Un homme debout

Benoît Mousserion, 40 ans. Fondateur de la compagnie L’Homme Debout. Fabrique des marionnettes géantes qui apportent un regard poétique sur notre monde. Rêve d’une société davantage tournée vers la bienveillance.

Florie Doublet

Le7.info

Benoît Mousserion a toujours vu les choses en grand. Enfant, les cabanes qu’il construisait avec son frangin dans les prairies d’Anché avaient des airs de châteaux. Aujourd’hui, le créateur de la compagnie L’Homme Debout érige des marionnettes en osier, d’une hauteur comprise entre six et huit mètres. « En fait, j’assemble toujours des petits bouts qui font un tout, expose-t-il. Ce sont des bonheurs simples. »

Depuis 2011, ces géants de paille prennent vie et narrent des aventures extraordinaires. De belles histoires de voyages, mais aussi de douloureux souvenirs d’exils. « Cela fait maintenant cinq ans que nous traitons de la thématique des déplacements et il reste tant à dire, affirme Benoît. Je comprends cet attachement aux racines, ce besoin profond de se rappeler d’où on vient. Qu’importe où nous allons, notre coeur reste toujours ancré quelque part. »

Celui de Benoît bat encore dans la campagne anchéenne. Le marionnettiste n’a pas eu besoin de partir bien loin pour se sentir déraciné. Alors qu’il n’avait que 10 ans, ses parents agriculteurs ont divorcé. « Nous avons dû quitter la vaste ferme familiale pour une petite maison à Couhé, raconte-t-il. J’ai laissé derrière moi une part de mon identité. »

L’apprentissage de la résilience 

Benoît n’a rien oublié des joies de son enfance.
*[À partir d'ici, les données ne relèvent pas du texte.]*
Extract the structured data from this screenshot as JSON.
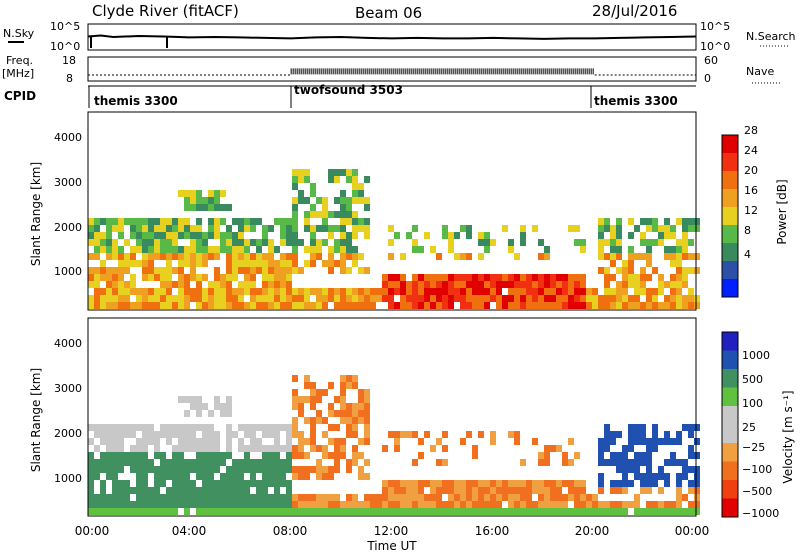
{
  "header": {
    "station": "Clyde River (fitACF)",
    "beam": "Beam 06",
    "date": "28/Jul/2016"
  },
  "top_labels": {
    "nsky": "N.Sky",
    "freq_line1": "Freq.",
    "freq_line2": "[MHz]",
    "cpid": "CPID",
    "nsearch": "N.Search",
    "nave": "Nave"
  },
  "colors": {
    "power": [
      "#0020ff",
      "#2c50a8",
      "#3a8a60",
      "#58b848",
      "#e8d020",
      "#f0a020",
      "#f07010",
      "#f03010",
      "#e00000"
    ],
    "velocity": [
      "#e00000",
      "#f04010",
      "#f07020",
      "#f0a040",
      "#c8c8c8",
      "#c8c8c8",
      "#60c040",
      "#409060",
      "#2050b0",
      "#2020c0"
    ]
  },
  "chart_data": [
    {
      "type": "line",
      "name": "nsky-nsearch",
      "yticks_left": [
        "10^5",
        "10^0"
      ],
      "yticks_right": [
        "10^5",
        "10^0"
      ],
      "x_hours": [
        0,
        0.5,
        1,
        2,
        3,
        4,
        5,
        6,
        7,
        8,
        9,
        10,
        11,
        12,
        13,
        14,
        15,
        16,
        17,
        18,
        19,
        20,
        21,
        22,
        23,
        24
      ],
      "series": [
        {
          "values": [
            2.4,
            2.6,
            2.3,
            2.5,
            2.4,
            2.2,
            2.3,
            2.2,
            2.1,
            2.0,
            2.2,
            2.3,
            2.1,
            2.0,
            2.1,
            2.0,
            2.0,
            2.1,
            2.0,
            1.9,
            2.0,
            2.0,
            2.1,
            2.2,
            2.3,
            2.4
          ]
        }
      ]
    },
    {
      "type": "scatter",
      "name": "freq-nave",
      "yticks_left": [
        "18",
        "8"
      ],
      "yticks_right": [
        "60",
        "0"
      ],
      "segments": [
        {
          "start_hour": 0,
          "end_hour": 8,
          "freq_mhz": 10.5
        },
        {
          "start_hour": 8,
          "end_hour": 20,
          "freq_mhz": 12
        },
        {
          "start_hour": 20,
          "end_hour": 24,
          "freq_mhz": 10.5
        }
      ]
    },
    {
      "type": "table",
      "name": "cpid",
      "entries": [
        {
          "label": "themis 3300",
          "start_hour": 0
        },
        {
          "label": "twofsound 3503",
          "start_hour": 8
        },
        {
          "label": "themis 3300",
          "start_hour": 20
        }
      ]
    },
    {
      "type": "heatmap",
      "name": "power",
      "ylabel": "Slant Range [km]",
      "yticks": [
        "1000",
        "2000",
        "3000",
        "4000"
      ],
      "ylim": [
        200,
        4600
      ],
      "colorbar_label": "Power [dB]",
      "colorbar_ticks": [
        "4",
        "8",
        "12",
        "16",
        "20",
        "24",
        "28"
      ]
    },
    {
      "type": "heatmap",
      "name": "velocity",
      "ylabel": "Slant Range [km]",
      "yticks": [
        "1000",
        "2000",
        "3000",
        "4000"
      ],
      "ylim": [
        200,
        4600
      ],
      "colorbar_label": "Velocity [m s⁻¹]",
      "colorbar_ticks": [
        "1000",
        "500",
        "100",
        "25",
        "−25",
        "−100",
        "−500",
        "−1000"
      ],
      "xlabel": "Time UT",
      "xticks": [
        "00:00",
        "04:00",
        "08:00",
        "12:00",
        "16:00",
        "20:00",
        "00:00"
      ]
    }
  ]
}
Il retourne souvent dans cette prairie entourée d’eau, surnommée « la grande île », où il construisait ses cabanes. « C’est vraiment un endroit magique, plein de poésie », affirme le père de famille de 40 ans. Une madeleine de Proust qu’il a déjà fait goûter à Balthazar, son fils de 3 ans. « Il y a quelques jours, nous avons fait du canoë ensemble là-bas, c’était formidable. J’aimerais l’y emmener autant que possible, pour qu’il vive ce que j’ai vécu. »

Benoît n’est pas nostalgique, simplement reconnaissant. Reconnaissant d’avoir été élevé avec l’amour pour seule boussole. « Après sa séparation, ma maman s’est retrouvée seule pour nous éduquer, mon frère et moi. Elle nous a transmis de belles valeurs. Qu’importe les épreuves, la vie reprend toujours le dessus et l’espoir nous rend plus fort. Elle n’était peutêtre pas très cultivée, mais sa philosophie nous a permis de grandir sur des bases solides. »

En psychologie, ce phénomène est appelé résilience. Un concept vulgarisé par le neuropsychiatre Boris Cyrulnik. « Je me suis inspiré de ses recherches pour créer notre dernier spectacle, Le Ruban Rouge, explique l’artiste. C’est l’histoire d’un enfant traumatisé parce qu’il a quitté son pays en guerre. Ce traumatisme est symbolisé par un ruban rouge. Mais ce même ruban est aussi le lien avec ses origines, sa famille, ses amis. C’est une part de lui… »

Le résultat d'une guerre

Cette création de L’Homme Debout ne sera pas présentée avant le printemps 2018, mais Benoît Mousserion y consacre toute son énergie. D’une certaine manière, Le Ruban Rouge le relie à un épisode de son adolescence qui l’a « profondément marqué » . A 16 ans, le lycéen d’Alienor d’Aquitaine s’est engagé au sein de l’association « Enfants réfugiés du monde ». Pendant les vacances scolaires, il a multiplié les missions humanitaires en ex-Yougoslavie. « J’y ai vu le résultat d’une guerre. Tout était détruit. Aujourd’hui encore, je revois des visages, je me souviens de certaines odeurs. Il suffit d’un feu de poubelle pour que je sois replongé dans ce chaos. »

Benoît sait qu’il ne va pas « changer le monde », mais à sa « petit échelle » il tente de « peindre avec de jolies couleurs un bout de la toile de notre mémoire collective ». Grâce aux chantiers participatifs lancés par la compagnie, ce passionné de films d’animation a rencontré des gens aux parcours extraordinaires. En fabriquant des marionnettes, il se forge aussi des principes. « Je crois que nous devrions être davantage bienveillants les uns envers les autres. Nous devrions nous nourrir de cette richesse culturelle, plutôt que d’en faire un handicap. On n’arrive à rien chacun de son côté. » Il faut parfois des centaines de mains tendues pour réussir à remettre un seul homme debout.